Thankfully once the second act commences - with the Suicide Squad beginning their action movie mission within Midway City - which is basically an atomic testing town at this point - the prowess of writer and director David Ayer comes into play. Known for work such as Fury, End Of Watch and Training Day, Ayer’s sensibilities when it comes to characters steeped in shades of grey - and making you root for them as they commit horrendous acts - coupled with the natural way in which his ensembles interact with one another whilst overcoming their personal demons, makes him a perfect fit for Suicide Squad as those qualities shine through.

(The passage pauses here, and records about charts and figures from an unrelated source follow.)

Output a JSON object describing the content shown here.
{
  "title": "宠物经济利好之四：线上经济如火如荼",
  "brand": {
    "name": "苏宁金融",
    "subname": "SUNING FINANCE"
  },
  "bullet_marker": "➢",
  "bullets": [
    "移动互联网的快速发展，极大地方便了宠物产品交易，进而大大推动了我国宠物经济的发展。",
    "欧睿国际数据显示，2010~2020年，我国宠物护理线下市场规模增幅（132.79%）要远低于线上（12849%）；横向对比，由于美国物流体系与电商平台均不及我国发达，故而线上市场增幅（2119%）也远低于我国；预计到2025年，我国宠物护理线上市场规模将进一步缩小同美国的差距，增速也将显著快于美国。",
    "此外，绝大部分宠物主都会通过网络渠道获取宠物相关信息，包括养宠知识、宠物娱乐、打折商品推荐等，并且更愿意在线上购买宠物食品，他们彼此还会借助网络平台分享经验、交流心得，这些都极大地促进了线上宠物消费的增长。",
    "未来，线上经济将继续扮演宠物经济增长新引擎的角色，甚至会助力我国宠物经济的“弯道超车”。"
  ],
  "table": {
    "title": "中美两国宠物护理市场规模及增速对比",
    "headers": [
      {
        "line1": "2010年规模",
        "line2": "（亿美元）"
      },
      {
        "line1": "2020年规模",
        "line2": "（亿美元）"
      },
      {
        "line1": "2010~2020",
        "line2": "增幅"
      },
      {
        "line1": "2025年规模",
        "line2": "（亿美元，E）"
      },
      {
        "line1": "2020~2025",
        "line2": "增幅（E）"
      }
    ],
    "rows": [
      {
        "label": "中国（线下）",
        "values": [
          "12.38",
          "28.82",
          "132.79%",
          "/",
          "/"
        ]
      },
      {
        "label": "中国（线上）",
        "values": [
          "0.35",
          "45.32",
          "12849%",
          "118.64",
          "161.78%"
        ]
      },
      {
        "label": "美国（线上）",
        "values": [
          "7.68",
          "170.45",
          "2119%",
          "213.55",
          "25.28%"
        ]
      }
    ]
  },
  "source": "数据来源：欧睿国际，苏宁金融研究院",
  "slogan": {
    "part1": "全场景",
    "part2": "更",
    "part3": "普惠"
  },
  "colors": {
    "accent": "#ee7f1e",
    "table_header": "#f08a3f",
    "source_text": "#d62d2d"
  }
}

Whilst the movie is indeed full of villains, it’s Will Smith’s character of Deadshot - known for his ability to ‘never miss’ - that is the not only the films morally ambiguous compass, but its heart too. Likewise Margot Robbie perfectly encapsulates Harley Quinn, delivering laughs throughout and nailing the mannerisms the character is known for within the animated series. Unfortunately her clown-in-crime the The Joker - or Puddin’ as she likes to refer to him - doesn’t fare quite as well. Akin to the annoying Team Rocket within the Pokemon cartoon, The Joker will periodically pop-up throughout Suicide Squad and this portrayal of the character is by far the worst - well not including the 60’s Batman show of course. Jared Leto is a fine actor, and it's understandable he would want to differentiate his version of the character away from Ledger and Nicholson, but it comes across as a caricature of the iconic villain, adorned with a body full of tattoos and silver grill, it’s all far too on the nose (no pun intended) invoking a visage of an odd looking nightclub owner rather than the menacing force of nature that all within the world of DC Comics should fear.
This newly adapted DC Cinematic Universe of films - that started with Man of Steel - hasn’t had the best track record, but of the current three Suicide Squad is easily the better film overall; offering a far more entertaining ride with characters that actually emote, don’t have issues with a woman named Martha and oddly act far more like heroes than either Batman or Superman. Whilst the structure of the film is fairly basic, similar to the recent Deadpool adaption that seemed to consist of only two acts, Suicide Squad ramps up within the city and aside from a brief trip to the bar it continues to stay there, keeping at a consistently fun pace until the credits roll. I would say Suicide Squad definitely did miss a trick though, as recent shows such as Game Of Thrones have shown how to enrapture an audience with shocking deaths of characters and Suicide Squad would have been the perfect vehicle to capitalise upon this - to create a far more edgy and unpredictable experience - sadly it fails in this endeavour.
- 3 Out of 5 Stars
First act is sloppy
Joker felt like a caricature
Will Smith & Margot Robbie
Release Date: 5th August
Runtime: 2 hrs 3 mins
Director: David Ayer
Starring: Will Smith, Margot Robbie, Joel Kinnaman, Jared Leto, Cara Delevingne, Viola Davis, Jay Hernandez & Jai Courtney
- Man of Steel
- Batman v Superman: Dawn of Justice
No, multiple scenes of death on a large scale and assassination.
There is a mid-credits scene, so stick around.
The studio ordered re-shoots to and two versions of the film were edited, with the current one winning out.